President Joe Biden will take part in a remembrance of one of America’s darkest moments of racial violence on Tuesday, marking the 100th anniversary of a massacre in Tulsa, Oklahoma which wiped out a thriving black community.
Mr Biden’s visit, in which he will grieve for the more than 300 black people killed at the hands of a white mob a century ago, comes amid a national reckoning on racial justice.
And it will stand in stark contrast to the last presidential visit to Tulsa, which took place last year.
After suspending his campaign rallies after the onset of the pandemic, President Donald Trump chose Tulsa as the site of his return and picked June 19, the holiday known as Juneteenth that commemorates the end of slavery in the US.
Upon receiving fierce criticism, Mr Trump postponed the event by a day, though the rally was still marked by protests outside and empty seats inside the downtown arena.
Mr Biden will be the first president to be part of the remembrances of what happened in what used to be known as Black Wall Street.
On May 31 and June 1 in 1921, white residents and civil society leaders looted and burned to the ground the Greenwood district and used planes to drop projectiles on it.
The attackers killed up to 300 black Tulsans and forced survivors for a time into internment camps overseen by National Guard members.

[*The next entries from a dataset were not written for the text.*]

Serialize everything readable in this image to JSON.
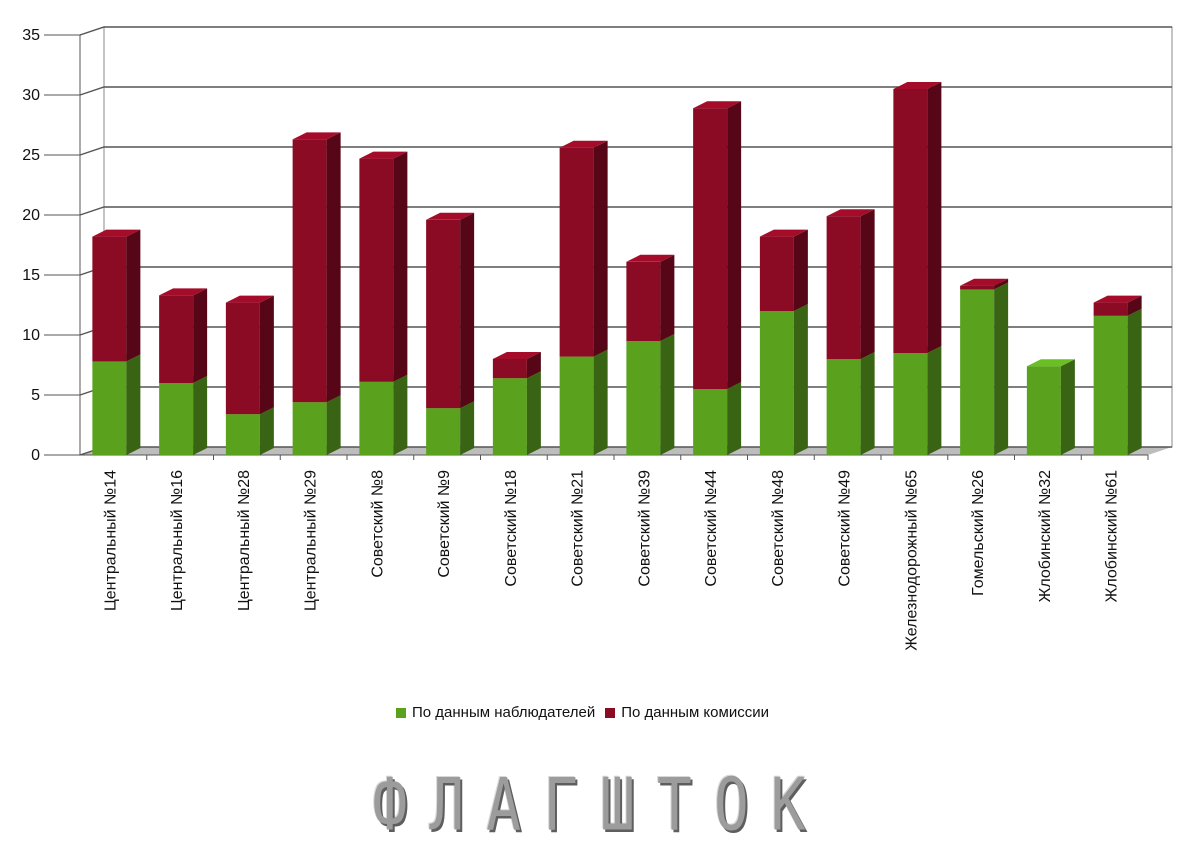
{
  "chart_data": {
    "type": "bar",
    "stacked": true,
    "style": "3d",
    "categories": [
      "Центральный №14",
      "Центральный №16",
      "Центральный №28",
      "Центральный №29",
      "Советский №8",
      "Советский №9",
      "Советский №18",
      "Советский №21",
      "Советский №39",
      "Советский №44",
      "Советский №48",
      "Советский №49",
      "Железнодорожный №65",
      "Гомельский №26",
      "Жлобинский №32",
      "Жлобинский №61"
    ],
    "series": [
      {
        "name": "По данным наблюдателей",
        "color": "#5aa21e",
        "values": [
          7.8,
          6.0,
          3.4,
          4.4,
          6.1,
          3.9,
          6.4,
          8.2,
          9.5,
          5.5,
          12.0,
          8.0,
          8.5,
          13.8,
          7.4,
          11.6
        ]
      },
      {
        "name": "По данным комиссии",
        "color": "#8b0a24",
        "values": [
          10.4,
          7.3,
          9.3,
          21.9,
          18.6,
          15.7,
          1.6,
          17.4,
          6.6,
          23.4,
          6.2,
          11.9,
          22.0,
          0.3,
          0.0,
          1.1
        ]
      }
    ],
    "yticks": [
      "0",
      "5",
      "10",
      "15",
      "20",
      "25",
      "30",
      "35"
    ],
    "ylim": [
      0,
      35
    ],
    "grid": true,
    "legend_position": "bottom"
  },
  "watermark": "ФЛАГШТОК"
}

Burned bricks and a fragment of a church basement are about all that survive today of the more than 30-block historically black district.

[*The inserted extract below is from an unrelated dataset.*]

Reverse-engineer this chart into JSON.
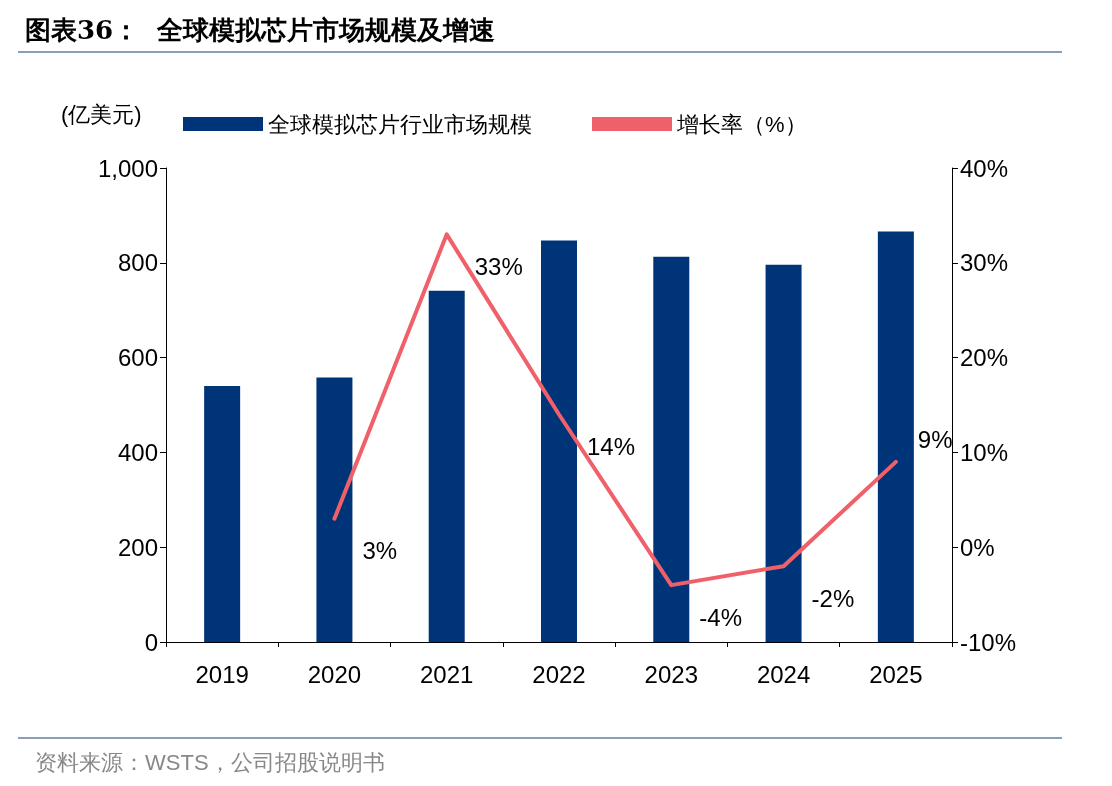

Despite its horror, the massacre in Tulsa has only recently reentered the national discourse — and the presidential visit will serve to put an even brighter spotlight on the event.
“This is so important because we have to recognise what we have done if we are going to be otherwise,” said Eddie Glaude, chair of the Centre for African American Studies at Princeton University.
He added Mr Biden’s visit “has to be more than symbolic. To tell the truth is the precondition for reconciliation, and reconciliation is the basis for repair.”
Historians say the trouble 100 years ago in Tulsa began after a local newspaper drummed up a furore over a black man accused of stepping on a white girl’s foot.
When black Tulsans showed up with guns to prevent the man’s lynching, white residents responded with overwhelming force.
A grand jury investigation at the time concluded, without evidence, that unidentified agitators had given Tulsa’s African Americans both their firearms and what was described as their mistaken belief “in equal rights, social equality and their ability to demand the same”.
Tensions persist in Tulsa ahead of Mr Biden’s appearance.
Organisers called off a headline commemoration of the 100th anniversary of the Tulsa Race Massacre, saying no agreement could be reached over monetary payments to three survivors of the deadly attack. It highlights broader debates over reparations for racial injustice.
Disagreements among black leaders in Tulsa over the handling of commemoration events and millions of dollars in donations have led to two disparate groups planning separate slates of events marking the massacre’s 100th anniversary.
Mr Biden, who served as vice president to the nation’s first black president and selected a black woman as his own vice president, backs a study of reparations, both in Tulsa and more broadly, but has not committed to supporting payments.
He recently declared the need for Americans to confront its ugly past, saying: “We must acknowledge that there can be no realisation of the American dream without grappling with the original sin of slavery, and the centuries-long campaign of violence, fear, and trauma wrought upon African American people in this country.”